13Idéal, non. Mais nous savions que nous avions un spectateur plutôt bourgeois, ayant entre 30 et 40 ans, lecteur du Figaro. Jean-Jacques Gauthier, critique du Figaro, régnait à l’époque sur la critique théâtrale ; il faisait la pluie et le beau temps. Nous allions attendre à minuit la sortie du Figaro pour connaître le sort de notre pièce.

14Vous avez beaucoup travaillé avec Jacqueline Maillan et avec Sophie Desmarets, deux des plus grandes comédiennes de la seconde moitié du XXe siècle. Pouvez-vous nous parler de leurs manières respectives de travailler ?

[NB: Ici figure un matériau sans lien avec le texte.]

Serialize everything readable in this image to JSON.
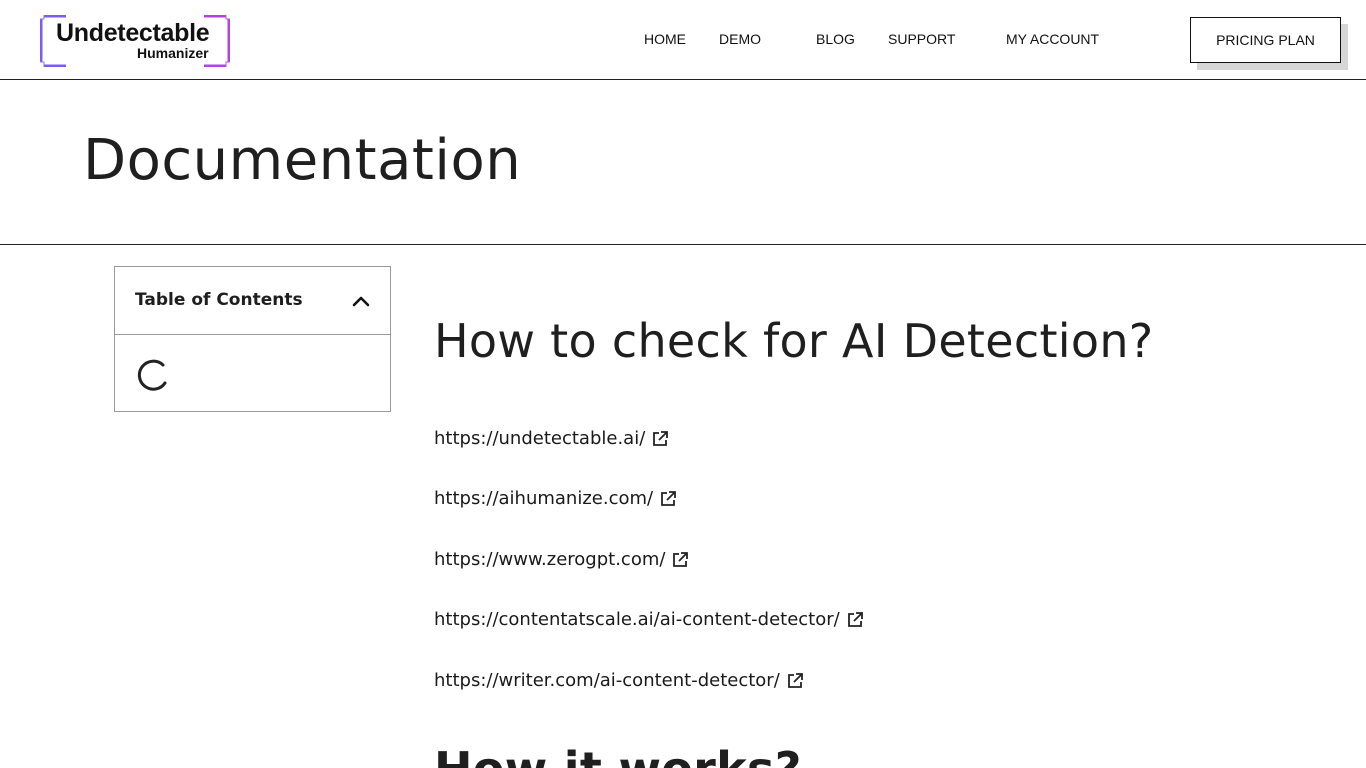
{
  "header": {
    "logo": {
      "line1": "Undetectable",
      "line2": "Humanizer"
    },
    "nav": [
      {
        "label": "HOME"
      },
      {
        "label": "DEMO"
      },
      {
        "label": "BLOG"
      },
      {
        "label": "SUPPORT"
      },
      {
        "label": "MY ACCOUNT"
      }
    ],
    "pricing_label": "PRICING PLAN"
  },
  "page": {
    "title": "Documentation"
  },
  "toc": {
    "title": "Table of Contents",
    "toggle_icon": "chevron-up-icon",
    "loading_icon": "spinner-icon"
  },
  "main": {
    "section1_title": "How to check for AI Detection?",
    "links": [
      {
        "text": "https://undetectable.ai/"
      },
      {
        "text": "https://aihumanize.com/"
      },
      {
        "text": "https://www.zerogpt.com/"
      },
      {
        "text": "https://contentatscale.ai/ai-content-detector/"
      },
      {
        "text": "https://writer.com/ai-content-detector/"
      }
    ],
    "section2_title": "How it works?"
  },
  "colors": {
    "logo_bracket_left": "#7a5cf0",
    "logo_bracket_right": "#b044e0",
    "text": "#1e1e1e",
    "border": "#9a9a9a"
  }
}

15Toutes deux nous ont inspiré beaucoup de nos personnages. Sophie Desmarets, par exemple, nous a inspiré le personnage de Stéphane dans Fleur de Cactus : elle savait dire aux gens leurs vérités. Sophie Desmarets avait peur d’avoir des trous de mémoire sur scène : elle demandait toujours à ce qu’on ne lui donne pas trop de texte. Un soir, au lendemain des vacances de noël, elle jouait Peau de vache avec Daniel Ceccaldi qui, après la représentation, devait prendre un train de nuit. Il avait peur de manquer son train. Sophie Desmarets lui a demandé : « A quelle heure il est ton train ? Minuit moins le quart ? Compte sur moi, tu l’auras. » Elle a boulé son texte... (Il rit.) Jacqueline Maillan, elle, c’était tout le contraire : elle très anxieuse, hantée par la peur de ne pas travailler, qu’il n’y ait pas de rôle pour elle. Elle était insatiable. Lorsque nous lui avons proposé Folle Amanda, elle était très enthousiaste à l’idée de sortir de son répertoire comique habituel, mais finalement elle a eu peur de verser dans l’émotion : quand le public est ému il se tait, or elle aimait entendre des rires, des réactions. Un jour où, Grédy et moi, nous allions assister à une des représentations, elle nous a beaucoup surpris. Au moment où elle était censée s’empoisonner, alors qu’elle devait verser les barbituriques, Jacqueline a vidé un tube d’Alka Seltzer. Le verre s’est mis à bouillonner, elle faisait des grimaces, ça la chatouillait, elle commençait à se gratter le nez... ça a duré un moment. Le public était hilare. Après la pièce elle nous a dit « ça y est je la tiens la scène du suicide ! ». (Il rit.) À la fin de la pièce le personnage d’Amanda reporte sa joie de vivre sur une petite jeune fille désespérée et lui redonne le goût de vivre. Grédy et moi trouvions que cela suffisait, mais Jacqueline non : elle avait choisi de faire revenir son amant à la fin. Je ne voyais pas en quoi c’était une fin heureuse (le type est un salaud). Jacqueline pensait que les spectateurs rentreraient chez eux plus contents, que ça réunissait les couples.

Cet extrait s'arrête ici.